Ему самому стало совестно, когда однажды, идя по улице и увидев издали Льва Толстого, он юркнул от него в подворотню и проходным двором вышел на другую улицу незамеченным. Это было вскоре после концерта, данного консерваторией нарочно для Толстого, чтобы тот мог услышать музыку Чайковского, — Толстой не раз просил об этом Николая Григорьевича.
Григорий, консерваторский швейцар, не пропустил Толстого в зал — он был в валенках. «Пойди, голубчик, доложи Рубинштейну: „Толстой пришел“». Но Григорий, легонько тесня «почтеннейшего», ни за что не соглашался доложить и собирался выпереть его за дверь. По счастью, кто-то заметил эту сцену, кинулся с поклонами и извинениями, и Толстого провели в первый ряд. В тот вечер игрался тот самый первый квартет, на который когда-то опоздал Тургенев. Когда заиграли анданте, Толстой не мог удержать слез, и они потекли мелко и быстро по его лицу. Чайковский сидел рядом; от волнения затылок его стал совсем красным. Он знал это свое свойство — краснеть затылком — и от того, что это знал, волновался и смущался еще сильнее.
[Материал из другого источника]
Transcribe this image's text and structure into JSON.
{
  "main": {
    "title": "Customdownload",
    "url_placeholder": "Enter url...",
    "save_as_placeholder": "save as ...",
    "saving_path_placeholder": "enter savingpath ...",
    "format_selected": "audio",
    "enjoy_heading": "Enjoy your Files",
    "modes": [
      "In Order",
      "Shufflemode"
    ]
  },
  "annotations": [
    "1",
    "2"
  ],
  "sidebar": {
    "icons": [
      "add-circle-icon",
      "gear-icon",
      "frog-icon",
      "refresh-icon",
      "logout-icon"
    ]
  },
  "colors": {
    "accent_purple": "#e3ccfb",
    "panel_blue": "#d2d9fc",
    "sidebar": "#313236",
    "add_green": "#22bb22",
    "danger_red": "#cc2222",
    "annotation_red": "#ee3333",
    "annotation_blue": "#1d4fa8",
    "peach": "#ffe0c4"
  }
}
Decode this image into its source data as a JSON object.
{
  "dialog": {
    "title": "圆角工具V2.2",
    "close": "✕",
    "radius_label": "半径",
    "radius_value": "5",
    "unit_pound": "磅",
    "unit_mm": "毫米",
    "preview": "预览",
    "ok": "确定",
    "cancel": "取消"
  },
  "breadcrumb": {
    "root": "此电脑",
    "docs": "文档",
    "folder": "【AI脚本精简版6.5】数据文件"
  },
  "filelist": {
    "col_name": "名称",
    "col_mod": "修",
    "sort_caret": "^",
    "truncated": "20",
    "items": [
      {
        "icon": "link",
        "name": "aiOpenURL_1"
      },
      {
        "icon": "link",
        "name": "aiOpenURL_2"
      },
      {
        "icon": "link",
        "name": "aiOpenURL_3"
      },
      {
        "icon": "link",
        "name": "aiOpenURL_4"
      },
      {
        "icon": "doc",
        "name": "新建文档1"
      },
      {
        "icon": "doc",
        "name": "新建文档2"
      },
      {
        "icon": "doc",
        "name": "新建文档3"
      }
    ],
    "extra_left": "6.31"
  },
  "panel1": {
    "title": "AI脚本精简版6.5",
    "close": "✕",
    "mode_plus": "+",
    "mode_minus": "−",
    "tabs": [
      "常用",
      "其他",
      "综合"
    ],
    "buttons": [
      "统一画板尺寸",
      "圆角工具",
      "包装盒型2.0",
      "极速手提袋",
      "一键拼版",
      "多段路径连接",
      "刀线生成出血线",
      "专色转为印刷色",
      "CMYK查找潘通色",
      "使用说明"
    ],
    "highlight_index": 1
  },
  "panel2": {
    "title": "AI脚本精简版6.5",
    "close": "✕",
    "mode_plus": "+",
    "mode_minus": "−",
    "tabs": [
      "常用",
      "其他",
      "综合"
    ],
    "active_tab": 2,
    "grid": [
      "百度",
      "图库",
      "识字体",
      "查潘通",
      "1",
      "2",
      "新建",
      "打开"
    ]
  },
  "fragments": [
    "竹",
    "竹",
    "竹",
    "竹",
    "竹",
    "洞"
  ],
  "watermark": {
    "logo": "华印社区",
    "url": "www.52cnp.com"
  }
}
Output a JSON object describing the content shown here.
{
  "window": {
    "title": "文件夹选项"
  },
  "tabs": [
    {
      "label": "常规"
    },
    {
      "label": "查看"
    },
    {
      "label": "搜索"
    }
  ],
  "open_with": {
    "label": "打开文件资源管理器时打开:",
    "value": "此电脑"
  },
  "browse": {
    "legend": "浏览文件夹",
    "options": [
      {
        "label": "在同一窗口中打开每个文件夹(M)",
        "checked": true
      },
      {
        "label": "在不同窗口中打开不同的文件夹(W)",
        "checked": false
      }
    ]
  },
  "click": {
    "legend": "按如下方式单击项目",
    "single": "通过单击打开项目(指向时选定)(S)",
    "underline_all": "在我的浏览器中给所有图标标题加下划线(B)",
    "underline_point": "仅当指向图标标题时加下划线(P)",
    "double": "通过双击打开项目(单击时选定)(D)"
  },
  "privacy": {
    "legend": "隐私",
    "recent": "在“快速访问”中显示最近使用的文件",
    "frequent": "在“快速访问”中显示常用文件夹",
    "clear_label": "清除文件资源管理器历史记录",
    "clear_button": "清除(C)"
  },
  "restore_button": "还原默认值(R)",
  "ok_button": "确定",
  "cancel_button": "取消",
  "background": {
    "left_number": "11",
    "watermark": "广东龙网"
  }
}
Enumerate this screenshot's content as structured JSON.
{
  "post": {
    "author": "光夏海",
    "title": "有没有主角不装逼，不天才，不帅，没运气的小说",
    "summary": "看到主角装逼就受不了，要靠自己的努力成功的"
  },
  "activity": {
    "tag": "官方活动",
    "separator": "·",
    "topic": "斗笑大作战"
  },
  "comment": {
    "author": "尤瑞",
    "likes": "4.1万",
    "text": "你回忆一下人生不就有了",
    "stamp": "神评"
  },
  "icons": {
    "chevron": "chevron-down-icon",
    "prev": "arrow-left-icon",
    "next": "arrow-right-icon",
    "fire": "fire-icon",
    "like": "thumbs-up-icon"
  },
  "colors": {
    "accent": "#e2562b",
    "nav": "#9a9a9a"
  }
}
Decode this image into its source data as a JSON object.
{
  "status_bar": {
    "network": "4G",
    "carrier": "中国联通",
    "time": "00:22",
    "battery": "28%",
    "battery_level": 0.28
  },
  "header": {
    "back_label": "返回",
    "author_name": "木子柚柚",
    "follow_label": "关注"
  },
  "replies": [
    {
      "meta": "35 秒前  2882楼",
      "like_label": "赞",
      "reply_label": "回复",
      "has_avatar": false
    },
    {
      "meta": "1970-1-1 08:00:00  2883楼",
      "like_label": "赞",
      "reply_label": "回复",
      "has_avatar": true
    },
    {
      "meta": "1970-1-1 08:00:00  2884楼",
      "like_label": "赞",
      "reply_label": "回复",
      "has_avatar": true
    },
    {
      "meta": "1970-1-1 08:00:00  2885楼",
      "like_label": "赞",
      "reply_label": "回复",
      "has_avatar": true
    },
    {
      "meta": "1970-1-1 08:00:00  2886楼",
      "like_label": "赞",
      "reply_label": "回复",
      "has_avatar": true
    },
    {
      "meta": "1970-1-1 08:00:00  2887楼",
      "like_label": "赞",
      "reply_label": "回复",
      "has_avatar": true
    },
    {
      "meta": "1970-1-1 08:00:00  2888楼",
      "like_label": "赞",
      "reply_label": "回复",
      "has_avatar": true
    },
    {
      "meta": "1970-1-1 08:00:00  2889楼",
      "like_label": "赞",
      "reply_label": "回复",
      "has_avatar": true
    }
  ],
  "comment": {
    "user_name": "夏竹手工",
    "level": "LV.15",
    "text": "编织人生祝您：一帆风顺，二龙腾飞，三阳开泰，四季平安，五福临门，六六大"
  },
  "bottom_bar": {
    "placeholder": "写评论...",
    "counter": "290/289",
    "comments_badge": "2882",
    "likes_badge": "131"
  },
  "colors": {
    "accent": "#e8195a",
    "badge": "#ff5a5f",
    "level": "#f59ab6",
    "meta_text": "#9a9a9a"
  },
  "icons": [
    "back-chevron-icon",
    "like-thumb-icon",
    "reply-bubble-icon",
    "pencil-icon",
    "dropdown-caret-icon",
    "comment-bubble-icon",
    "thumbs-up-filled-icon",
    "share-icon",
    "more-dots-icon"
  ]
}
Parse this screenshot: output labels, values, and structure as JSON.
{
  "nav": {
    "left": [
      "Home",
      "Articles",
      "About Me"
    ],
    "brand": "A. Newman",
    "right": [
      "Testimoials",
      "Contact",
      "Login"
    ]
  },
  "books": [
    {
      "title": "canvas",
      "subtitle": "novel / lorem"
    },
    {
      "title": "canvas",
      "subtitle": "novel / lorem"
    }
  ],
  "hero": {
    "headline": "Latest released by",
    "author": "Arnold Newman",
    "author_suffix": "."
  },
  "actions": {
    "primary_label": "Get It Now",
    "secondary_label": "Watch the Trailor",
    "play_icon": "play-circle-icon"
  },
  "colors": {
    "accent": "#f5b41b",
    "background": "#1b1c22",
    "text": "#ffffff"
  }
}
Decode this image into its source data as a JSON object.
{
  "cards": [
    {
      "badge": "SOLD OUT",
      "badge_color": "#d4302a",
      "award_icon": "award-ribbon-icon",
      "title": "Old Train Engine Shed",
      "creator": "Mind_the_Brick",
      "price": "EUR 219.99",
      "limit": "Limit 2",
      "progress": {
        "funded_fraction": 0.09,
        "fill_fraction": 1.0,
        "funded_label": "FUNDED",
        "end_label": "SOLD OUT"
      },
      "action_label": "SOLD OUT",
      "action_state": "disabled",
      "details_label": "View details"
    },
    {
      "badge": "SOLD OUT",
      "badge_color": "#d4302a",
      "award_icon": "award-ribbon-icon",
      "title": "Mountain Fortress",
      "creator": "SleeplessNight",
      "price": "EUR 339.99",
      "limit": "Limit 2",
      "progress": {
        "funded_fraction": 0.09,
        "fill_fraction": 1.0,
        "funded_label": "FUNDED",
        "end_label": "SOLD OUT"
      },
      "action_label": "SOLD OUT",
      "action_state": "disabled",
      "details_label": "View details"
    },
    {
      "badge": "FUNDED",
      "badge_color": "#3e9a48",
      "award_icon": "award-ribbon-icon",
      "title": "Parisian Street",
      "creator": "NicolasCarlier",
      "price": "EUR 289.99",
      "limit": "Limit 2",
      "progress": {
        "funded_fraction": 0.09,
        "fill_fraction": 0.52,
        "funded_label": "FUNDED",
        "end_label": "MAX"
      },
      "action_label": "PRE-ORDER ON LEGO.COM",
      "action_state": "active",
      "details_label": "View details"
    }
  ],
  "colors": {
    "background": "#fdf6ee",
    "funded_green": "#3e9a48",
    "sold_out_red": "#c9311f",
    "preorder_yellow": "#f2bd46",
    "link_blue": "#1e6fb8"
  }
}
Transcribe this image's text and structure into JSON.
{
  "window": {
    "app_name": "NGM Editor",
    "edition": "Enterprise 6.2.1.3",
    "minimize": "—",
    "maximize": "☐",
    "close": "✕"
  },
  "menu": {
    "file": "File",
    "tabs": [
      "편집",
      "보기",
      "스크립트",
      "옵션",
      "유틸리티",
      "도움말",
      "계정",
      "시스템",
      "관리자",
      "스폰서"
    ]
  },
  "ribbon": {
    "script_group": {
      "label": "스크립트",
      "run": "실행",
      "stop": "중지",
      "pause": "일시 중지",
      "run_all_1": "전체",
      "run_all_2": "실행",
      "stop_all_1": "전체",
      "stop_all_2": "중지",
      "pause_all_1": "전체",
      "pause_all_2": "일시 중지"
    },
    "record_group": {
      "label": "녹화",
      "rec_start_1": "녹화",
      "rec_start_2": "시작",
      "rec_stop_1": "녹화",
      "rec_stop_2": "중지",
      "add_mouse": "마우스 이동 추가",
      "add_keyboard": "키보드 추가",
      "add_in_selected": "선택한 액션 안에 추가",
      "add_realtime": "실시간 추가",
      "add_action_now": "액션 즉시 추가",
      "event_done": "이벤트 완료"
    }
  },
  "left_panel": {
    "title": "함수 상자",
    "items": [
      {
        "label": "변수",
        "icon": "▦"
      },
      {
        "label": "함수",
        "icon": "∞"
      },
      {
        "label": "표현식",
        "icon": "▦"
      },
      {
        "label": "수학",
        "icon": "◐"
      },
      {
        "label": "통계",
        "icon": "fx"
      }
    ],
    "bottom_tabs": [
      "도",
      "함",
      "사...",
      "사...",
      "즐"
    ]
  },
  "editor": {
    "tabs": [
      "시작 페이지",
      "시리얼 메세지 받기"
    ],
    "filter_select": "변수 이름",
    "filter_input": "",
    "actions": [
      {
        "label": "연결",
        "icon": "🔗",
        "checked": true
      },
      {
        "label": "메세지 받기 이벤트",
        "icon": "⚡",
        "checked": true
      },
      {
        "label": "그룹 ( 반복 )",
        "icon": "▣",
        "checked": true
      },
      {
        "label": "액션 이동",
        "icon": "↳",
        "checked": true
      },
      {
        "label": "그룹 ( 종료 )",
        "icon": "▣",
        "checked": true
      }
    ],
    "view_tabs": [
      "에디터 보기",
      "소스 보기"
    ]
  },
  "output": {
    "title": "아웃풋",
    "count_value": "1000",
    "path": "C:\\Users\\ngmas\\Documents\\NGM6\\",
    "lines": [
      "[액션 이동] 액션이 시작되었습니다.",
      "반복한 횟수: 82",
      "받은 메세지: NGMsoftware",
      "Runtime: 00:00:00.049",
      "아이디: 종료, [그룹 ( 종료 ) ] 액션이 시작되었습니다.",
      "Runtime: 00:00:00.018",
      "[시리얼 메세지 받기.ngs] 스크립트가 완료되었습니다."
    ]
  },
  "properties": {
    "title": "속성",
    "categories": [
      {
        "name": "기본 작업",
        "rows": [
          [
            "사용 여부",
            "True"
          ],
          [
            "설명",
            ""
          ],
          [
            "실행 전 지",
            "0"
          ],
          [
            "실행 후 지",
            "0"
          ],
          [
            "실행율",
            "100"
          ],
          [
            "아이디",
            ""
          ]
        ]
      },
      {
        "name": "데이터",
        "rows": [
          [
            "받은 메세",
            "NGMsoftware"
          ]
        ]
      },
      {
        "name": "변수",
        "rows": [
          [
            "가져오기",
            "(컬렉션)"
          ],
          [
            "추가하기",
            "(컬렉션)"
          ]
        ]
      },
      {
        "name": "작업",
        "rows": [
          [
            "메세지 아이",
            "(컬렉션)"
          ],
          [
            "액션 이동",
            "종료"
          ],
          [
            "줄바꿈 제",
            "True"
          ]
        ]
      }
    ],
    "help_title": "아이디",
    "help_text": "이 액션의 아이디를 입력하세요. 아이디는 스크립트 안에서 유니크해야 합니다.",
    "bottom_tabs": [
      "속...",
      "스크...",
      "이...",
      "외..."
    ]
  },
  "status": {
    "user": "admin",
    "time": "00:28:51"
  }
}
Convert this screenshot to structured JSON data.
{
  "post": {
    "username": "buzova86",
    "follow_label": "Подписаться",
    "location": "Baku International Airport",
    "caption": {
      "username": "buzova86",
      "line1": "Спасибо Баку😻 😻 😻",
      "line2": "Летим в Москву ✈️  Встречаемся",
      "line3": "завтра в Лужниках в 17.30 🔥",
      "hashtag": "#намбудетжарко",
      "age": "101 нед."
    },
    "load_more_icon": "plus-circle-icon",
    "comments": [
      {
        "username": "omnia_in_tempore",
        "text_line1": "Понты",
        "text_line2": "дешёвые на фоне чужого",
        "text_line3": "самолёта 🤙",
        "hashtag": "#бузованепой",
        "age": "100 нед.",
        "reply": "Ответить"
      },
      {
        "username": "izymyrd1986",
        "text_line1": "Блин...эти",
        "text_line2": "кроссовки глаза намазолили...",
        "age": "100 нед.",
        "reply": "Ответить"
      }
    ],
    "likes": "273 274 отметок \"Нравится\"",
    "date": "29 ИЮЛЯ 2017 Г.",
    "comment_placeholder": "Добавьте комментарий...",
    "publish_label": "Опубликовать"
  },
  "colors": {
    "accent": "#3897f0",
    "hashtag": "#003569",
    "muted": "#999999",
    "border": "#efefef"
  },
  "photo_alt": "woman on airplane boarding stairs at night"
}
Да, Толстой был тронут, Толстой, пронзительно глядя на него еще мокрыми глазами, благодарил… А теперь, месяц спустя, Чайковский уже бегал и от него, боялся, что опять, как тогда, придется поддерживать спор о том, что Бетховен глуп, что русский мужик музыкальнее Моцарта… Он малодушно предпочитал восхищаться Толстым на расстоянии.
Он бегал от Толстого, сказался больным в день семейной елки у Альбрехта; Николай Григорьевич, кажется, слегка разочаровался в нем за этот год — и слава Богу! Сестре и отцу он намекнул в письмах, что устал жить один и, наконец, признался в том же Кашкину: он так и сказал ему: Я ищу пожилую женщину, не претендуя на пылкую страсть… И Кашкину в ту минуту — он сам не понял, отчего, — вдруг, до слезного узла в горле, стало жаль Чайковского.